2. Kontrolle der Außengrenzen verbessern
Damit sich EU-Mitgliedsländer nicht mehr durch Grenzschließungen gegenseitig Flüchtlinge zuschieben, muss die Situation an Europas Außengrenzen verändert werden. Flüchtlinge müssen möglichst früh erfasst und ausreichend versorgt werden, bevor sie geordnet in andere EU-Länder weiterreisen können. Dies soll in Registrierzentren, sogenannten Hotspots, passieren. Nach monatelanger Verzögerung konnten die ersten dieser Zentren ihren Betrieb aufnehmen. Doch deren Kapazität reicht nicht aus für die etwa eine Million Flüchtlinge, die die EU im Jahr 2016 erwartet. Weitere Hotspots müssten folgen, ebenso wie mehr Personal für die bereits bestehende EU-Grenzschutzagentur Frontex. Auch mehr Geld für Hilfsorganisationen, die Flüchtlinge außerhalb der EU betreuen, könnte die Situation an den EU-Außengrenzen entspannen.
3. Flüchtlinge gleichmäßig verteilen
Bereits im Juli 2015 einigten sich die EU-Innenminister - gegen den Willen einiger osteuropäischer Länder - darauf, 160.000 Flüchtlinge gelichmäßig auf die gesamte EU zu verteilen. Bislang fanden lediglich 331 von ihnen ein neues Zuhause. Immer noch werden in bestimmten Ländern besonders viele Asylanträge gestellt. Jüngst beschloss Österreich eine Obergrenze für Asylsuchende, weil es sich überlastet fühlt. Die EU muss nun dafür sorgen, dass bereits getroffene Beschlüsse zur gerechten Verteilung umgesetzt werden. Das bedeutet auch, jene Regierungen zum Einlenken zu bewegen, die sich bislang weigern, Flüchtlinge aus anderen EU-Ländern aufzunehmen. Dazu haben vorübergehende Grenzschließungen als Druckmittel bislang wenig beigetragen. Wenn die EU-Innenminister neue Wege suchen, auf unkooperative Länder Druck auszuüben, könnten sie beispielsweise mit der Kürzung von Subventionen drohen.

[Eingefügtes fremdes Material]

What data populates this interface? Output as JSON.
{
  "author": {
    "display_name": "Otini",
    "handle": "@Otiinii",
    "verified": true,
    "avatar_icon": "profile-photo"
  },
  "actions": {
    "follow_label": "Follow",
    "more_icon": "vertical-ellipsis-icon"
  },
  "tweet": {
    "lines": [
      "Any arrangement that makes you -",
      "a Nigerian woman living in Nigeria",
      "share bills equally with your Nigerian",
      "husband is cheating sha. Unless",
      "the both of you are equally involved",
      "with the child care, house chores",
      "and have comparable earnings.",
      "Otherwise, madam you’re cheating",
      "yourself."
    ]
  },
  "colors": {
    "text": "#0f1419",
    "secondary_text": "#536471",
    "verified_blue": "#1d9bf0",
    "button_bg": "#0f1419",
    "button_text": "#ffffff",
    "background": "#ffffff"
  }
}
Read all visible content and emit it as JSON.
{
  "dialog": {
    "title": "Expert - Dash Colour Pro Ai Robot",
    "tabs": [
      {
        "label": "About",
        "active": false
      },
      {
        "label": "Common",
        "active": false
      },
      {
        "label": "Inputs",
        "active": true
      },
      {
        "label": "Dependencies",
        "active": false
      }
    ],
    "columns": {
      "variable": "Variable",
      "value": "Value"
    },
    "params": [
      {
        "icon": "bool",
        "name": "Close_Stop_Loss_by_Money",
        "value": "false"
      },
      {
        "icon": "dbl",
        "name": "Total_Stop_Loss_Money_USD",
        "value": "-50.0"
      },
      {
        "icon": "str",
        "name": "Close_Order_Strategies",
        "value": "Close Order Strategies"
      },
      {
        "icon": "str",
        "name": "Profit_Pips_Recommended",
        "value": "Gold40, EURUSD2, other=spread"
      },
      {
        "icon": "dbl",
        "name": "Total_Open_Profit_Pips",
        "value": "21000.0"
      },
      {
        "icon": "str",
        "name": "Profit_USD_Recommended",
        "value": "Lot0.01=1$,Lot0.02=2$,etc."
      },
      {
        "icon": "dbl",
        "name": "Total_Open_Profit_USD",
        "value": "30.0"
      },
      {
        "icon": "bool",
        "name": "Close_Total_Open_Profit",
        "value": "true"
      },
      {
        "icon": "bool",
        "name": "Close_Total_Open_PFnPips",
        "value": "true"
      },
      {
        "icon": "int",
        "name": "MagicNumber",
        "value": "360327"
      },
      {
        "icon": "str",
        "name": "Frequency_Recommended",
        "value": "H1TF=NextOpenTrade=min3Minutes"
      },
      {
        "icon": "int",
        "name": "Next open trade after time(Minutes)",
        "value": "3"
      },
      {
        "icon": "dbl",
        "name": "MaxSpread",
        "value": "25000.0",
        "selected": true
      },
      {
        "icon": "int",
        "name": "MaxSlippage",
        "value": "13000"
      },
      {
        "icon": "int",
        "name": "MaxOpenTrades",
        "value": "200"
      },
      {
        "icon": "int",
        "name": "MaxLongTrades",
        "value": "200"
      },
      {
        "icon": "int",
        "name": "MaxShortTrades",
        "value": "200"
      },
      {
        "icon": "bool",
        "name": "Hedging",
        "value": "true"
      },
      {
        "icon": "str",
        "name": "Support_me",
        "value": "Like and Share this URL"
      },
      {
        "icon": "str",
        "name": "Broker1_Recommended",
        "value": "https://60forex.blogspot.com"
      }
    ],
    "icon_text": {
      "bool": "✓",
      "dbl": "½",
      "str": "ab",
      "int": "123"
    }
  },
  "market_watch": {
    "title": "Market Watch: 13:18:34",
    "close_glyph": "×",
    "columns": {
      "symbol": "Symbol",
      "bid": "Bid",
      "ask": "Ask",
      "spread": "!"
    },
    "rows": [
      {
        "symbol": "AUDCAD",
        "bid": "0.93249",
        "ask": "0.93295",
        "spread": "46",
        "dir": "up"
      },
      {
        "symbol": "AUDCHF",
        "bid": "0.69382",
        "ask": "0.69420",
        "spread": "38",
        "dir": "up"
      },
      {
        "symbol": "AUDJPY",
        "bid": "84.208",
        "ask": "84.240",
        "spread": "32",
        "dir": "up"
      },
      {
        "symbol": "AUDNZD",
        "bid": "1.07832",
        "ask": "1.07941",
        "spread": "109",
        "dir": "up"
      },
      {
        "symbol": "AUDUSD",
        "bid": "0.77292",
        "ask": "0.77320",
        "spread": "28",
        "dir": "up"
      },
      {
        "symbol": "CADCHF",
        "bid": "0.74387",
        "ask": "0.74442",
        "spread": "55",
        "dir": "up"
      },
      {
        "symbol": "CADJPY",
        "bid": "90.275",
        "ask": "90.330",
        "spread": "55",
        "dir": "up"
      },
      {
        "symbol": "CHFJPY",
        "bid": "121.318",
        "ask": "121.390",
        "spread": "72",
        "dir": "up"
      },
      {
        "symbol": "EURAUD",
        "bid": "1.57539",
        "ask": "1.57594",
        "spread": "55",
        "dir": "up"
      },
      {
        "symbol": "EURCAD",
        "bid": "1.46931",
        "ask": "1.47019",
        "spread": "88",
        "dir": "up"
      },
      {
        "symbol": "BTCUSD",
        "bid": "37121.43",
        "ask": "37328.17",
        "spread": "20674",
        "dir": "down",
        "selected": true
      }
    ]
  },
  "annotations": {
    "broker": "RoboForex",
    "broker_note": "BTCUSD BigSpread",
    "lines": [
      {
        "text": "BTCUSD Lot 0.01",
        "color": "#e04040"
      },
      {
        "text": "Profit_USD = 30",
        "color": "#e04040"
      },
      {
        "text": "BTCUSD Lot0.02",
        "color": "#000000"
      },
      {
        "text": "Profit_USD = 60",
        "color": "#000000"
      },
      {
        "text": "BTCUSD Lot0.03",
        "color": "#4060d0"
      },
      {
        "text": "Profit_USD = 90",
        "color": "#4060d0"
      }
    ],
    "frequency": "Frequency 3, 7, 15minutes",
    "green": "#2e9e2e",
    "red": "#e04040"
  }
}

4. Menschenrechte einhalten
Die Menschenrechte werden vielfach verletzt, wo Flüchtlinge Schutz suchen, beanstanden Experten. Dafür stehen Bilder von Flüchtlingen, die ohne Versorgung an einer europäischen Außengrenze stranden, die sich beim Versuch, einen Grenzzaun zu überwinden, schwere Verletzungen zuziehen und die sich vor Verzweiflung den Mund zunähen. Auch politische Vorschläge wie der, Schlepperboote untauglich zu machen oder Kriegsflüchtlinge in die Türkei abzuschieben, haben Menschenrechtsorganisationen kritisiert. Auch innerhalb der EU gibt es verbesserungswürdige Zustände: Der Europäische Gerichtshof verbietet seit 2011 Abschiebungen von Asylsuchenden nach Griechenland. Zu menschenunwürdig seien dort ihre Lebensbedingungen. Die EU muss dementsprechend die angemessene Unterbringung und Versorgung von Flüchtlingen innerhalb und außerhalb der Union in ihre Flüchtlingspolitik einbeziehen.
5. Schnell handeln
Wenn die Umverteilung von Flüchtlingen innerhalb der EU im bisherigen Tempo weiterginge, brauche man 750 Jahre, um 160.000 Flüchtlinge in die jeweiligen Zielländer zu schicken, rechnete die "New York Times" vor. Nicht nur das legt schnellere Lösungen nahe - auch die Tatsache, dass rechte Parteien und Bewegungen quer durch Europa Zulaufe haben, spricht für entschiedenes Handeln der EU-Innenminister. Ihr größte Herausforderung ist darum, alle 28 Mitgliedsstaaten zum gemeinsamen Handeln zu bringen.